WHAT WOULD have happened if Maman’s doctor had detected the cancer as early as the first symptoms? No doubt it would have been treated with rays and Maman would have lived two or three years longer. But she would have known or at least suspected the nature of her disease, and she would have passed the end of her life in a state of dread. What we bitterly regretted was that the doctor’s mistake had deceived us; otherwise Maman’s happiness would have become our chief concern. The difficulties that prevented Jeanne and Poupette from having her in the summer would not have counted. I should have seen more of her: I should have invented things to please her.
And is one to be sorry that the doctors brought her back to life and operated, or not? She, who did not want to lose a single day, ‘won’ thirty: they brought her joys; but they also brought her anxiety and suffering. Since she did escape from the martyrdom that I sometimes thought was hanging over her, I cannot decide for her. For my sister, losing Maman the very day she saw her again would have been a shock from which she would scarcely have recovered. And as for me? Those four weeks have left me pictures, nightmares, sadnesses that I should never have known if Maman had died that Wednesday morning. But I cannot measure the disturbance that I should have felt since my sorrow broke out in a way that I had not foreseen. We did derive an undoubted good from this respite: it saved us, or almost saved us, from remorse. When someone you love dies you pay for the sin of outliving her with a thousand piercing regrets. Her death brings to light her unique quality; she grows as vast as the world that her absence annihilates for her and whose whole existence was caused by her being there; you feel that she should have had more room in your life – all the room, if need be.
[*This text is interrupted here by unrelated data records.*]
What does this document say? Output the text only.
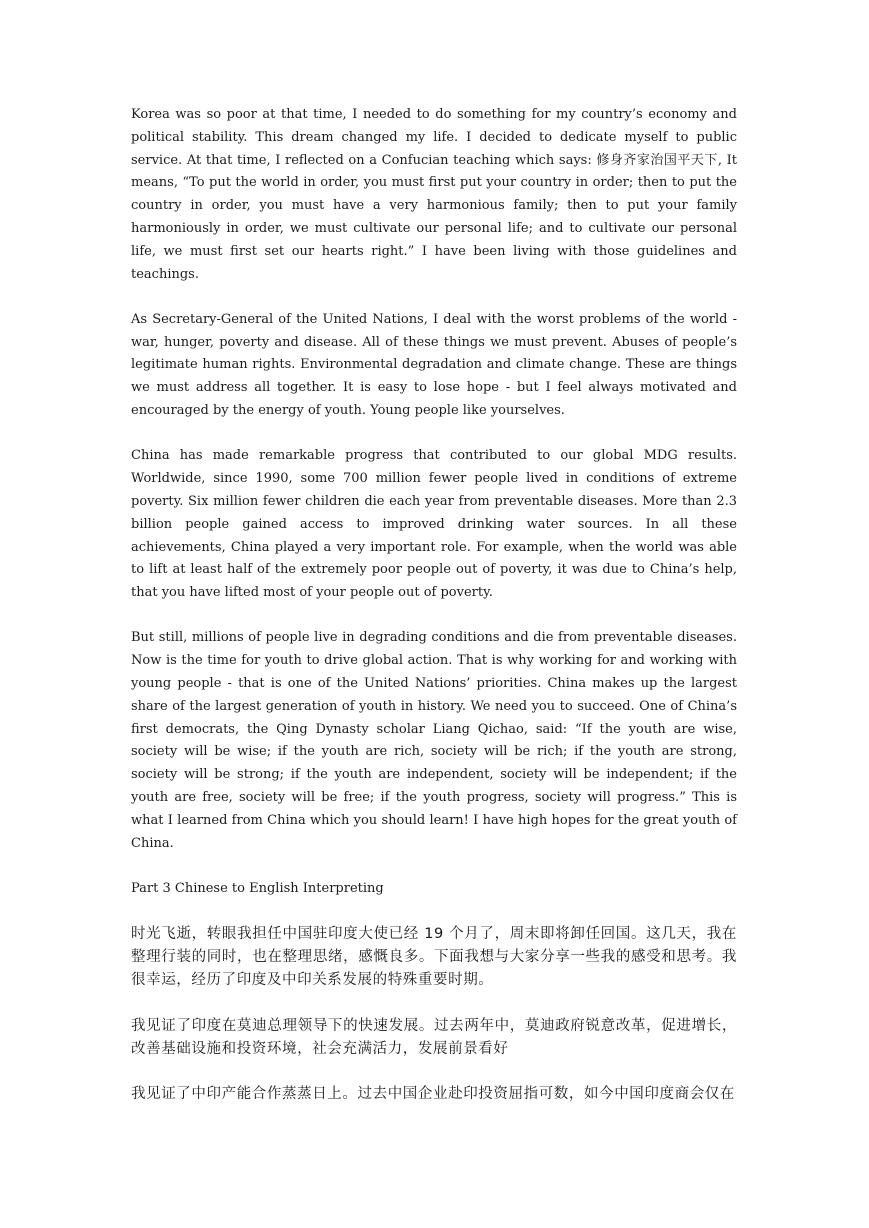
Korea was so poor at that time, I needed to do something for my country’s economy and political stability. This dream changed my life. I decided to dedicate myself to public service. At that time, I reflected on a Confucian teaching which says: 修身齐家治国平天下, It means, “To put the world in order, you must first put your country in order; then to put the country in order, you must have a very harmonious family; then to put your family harmoniously in order, we must cultivate our personal life; and to cultivate our personal life, we must first set our hearts right.” I have been living with those guidelines and teachings.

As Secretary-General of the United Nations, I deal with the worst problems of the world - war, hunger, poverty and disease. All of these things we must prevent. Abuses of people’s legitimate human rights. Environmental degradation and climate change. These are things we must address all together. It is easy to lose hope - but I feel always motivated and encouraged by the energy of youth. Young people like yourselves.

China has made remarkable progress that contributed to our global MDG results. Worldwide, since 1990, some 700 million fewer people lived in conditions of extreme poverty. Six million fewer children die each year from preventable diseases. More than 2.3 billion people gained access to improved drinking water sources. In all these achievements, China played a very important role. For example, when the world was able to lift at least half of the extremely poor people out of poverty, it was due to China’s help, that you have lifted most of your people out of poverty.

But still, millions of people live in degrading conditions and die from preventable diseases. Now is the time for youth to drive global action. That is why working for and working with young people - that is one of the United Nations’ priorities. China makes up the largest share of the largest generation of youth in history. We need you to succeed. One of China’s first democrats, the Qing Dynasty scholar Liang Qichao, said: “If the youth are wise, society will be wise; if the youth are rich, society will be rich; if the youth are strong, society will be strong; if the youth are independent, society will be independent; if the youth are free, society will be free; if the youth progress, society will progress.” This is what I learned from China which you should learn! I have high hopes for the great youth of China.

Part 3 Chinese to English Interpreting

时光飞逝，转眼我担任中国驻印度大使已经 19 个月了，周末即将卸任回国。这几天，我在整理行装的同时，也在整理思绪，感慨良多。下面我想与大家分享一些我的感受和思考。我很幸运，经历了印度及中印关系发展的特殊重要时期。

我见证了印度在莫迪总理领导下的快速发展。过去两年中，莫迪政府锐意改革，促进增长，改善基础设施和投资环境，社会充满活力，发展前景看好

我见证了中印产能合作蒸蒸日上。过去中国企业赴印投资屈指可数，如今中国印度商会仅在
You snatch yourself away from this wildness: she was only one among many. But since you never do all you might for anyone – not even within the arguable limits that you have set yourself – you have plenty of room left for self-reproach. With regard to Maman we were above all guilty, these last years, of carelessness, omission and abstention. We felt that we atoned for this by the days that we gave up to her, by the peace that our being there gave her, and by the victories gained over fear and pain. Without our obstinate watchfulness she would have suffered far more.
For indeed, comparatively speaking, her death was an easy one. ‘Don’t leave me in the power of the brutes.’ I thought of all those who have no one to make that appeal to: what agony it must be to feel oneself a defenceless thing, utterly at the mercy of indifferent doctors and overworked nurses. No hand on the forehead when terror seizes them; no sedative as soon as pain begins to tear them; no lying prattle to fill the silence of the void. ‘She aged forty years in twenty-four hours.’ That phrase too had obsessed my mind. Even today – why? – there are horrible agonizing deaths. And then in the public wards, when the last hour is coming near, they put a screen round the dying man’s bed: he has seen this screen round other beds that were empty the next day: he knows. I pictured Maman, blinded for hours by the black sun that no one can look at directly: the horror of her staring eyes with their dilated pupils. She had a very easy death; an upper-class death.